Assessing the Institutional Capacity of External Agencies in Holding Local Government Accountable in Uganda

Umar Kakumba

Abstract


The Government of Uganda established external agencies as part of the control mechanisms aimed at promoting accountability in the public sector in general and local governments (LGs) in particular. The two cardinal control agencies include the Office of the Auditor General (OAG) and the Inspectorate of Government (IG), who are mandated to enhance public service through efficient and effective resource management, ensuring adherence to standards and regulations, and promoting responsiveness to community needs. In spite of these institutional controls, a surge of unbearable events involving abuse of authority and misuse of public resources still exists, suggesting significant managerial and capacity handicaps, not only in the internal mechanisms of LGs, but also in the external control agencies.

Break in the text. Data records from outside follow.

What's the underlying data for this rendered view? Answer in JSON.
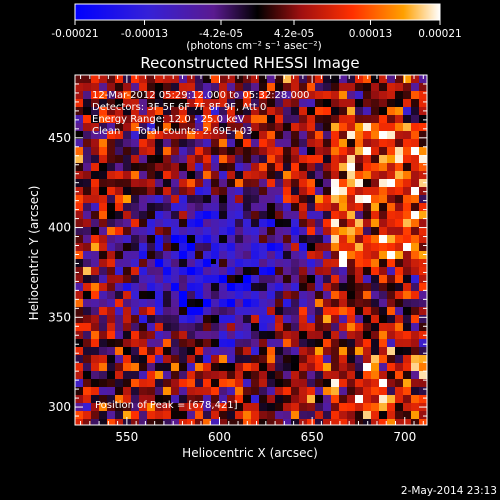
{
  "chart_data": {
    "type": "heatmap",
    "title": "Reconstructed RHESSI Image",
    "xlabel": "Heliocentric X (arcsec)",
    "ylabel": "Heliocentric Y (arcsec)",
    "xlim": [
      522,
      712
    ],
    "ylim": [
      290,
      485
    ],
    "x_ticks": [
      550,
      600,
      650,
      700
    ],
    "y_ticks": [
      300,
      350,
      400,
      450
    ],
    "colorbar": {
      "min": -0.00021,
      "max": 0.00021,
      "tick_values": [
        -0.00021,
        -0.00013,
        -4.2e-05,
        4.2e-05,
        0.00013,
        0.00021
      ],
      "tick_labels": [
        "-0.00021",
        "-0.00013",
        "-4.2e-05",
        "4.2e-05",
        "0.00013",
        "0.00021"
      ],
      "units_label": "(photons cm⁻² s⁻¹ asec⁻²)"
    },
    "annotations": {
      "time_range": "12-Mar-2012 05:29:12.000 to 05:32:28.000",
      "detectors": "Detectors: 3F 5F 6F 7F 8F 9F, Att 0",
      "energy": "Energy Range: 12.0 - 25.0 keV",
      "method_counts": "Clean     Total counts: 2.69E+03",
      "peak": "Position of Peak = [678,421]"
    },
    "peak_position": [
      678,
      421
    ],
    "footer_date": "2-May-2014 23:13"
  }
}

This paper presents findings of a study conducted to evaluate the institutional capacity of the OAG and the IG in the enhancement of accountability in local governments (LGs) in Uganda. The findings demonstrate deficiencies in institutional capacity across the spectrum of financial, human and material resources, as well as the enabling legislation and lack stakeholder support. The scenario is a recipe for encouraging public malfeasance. The paper makes a strong case for strengthening institutional capacity, through improvements in planning, resource facilitation and collaborative relations among the key stakeholders. It is argued that the establishment of a special anti-corruption court could help reduce the delays and provide appropriate corrective measures in support of accountability.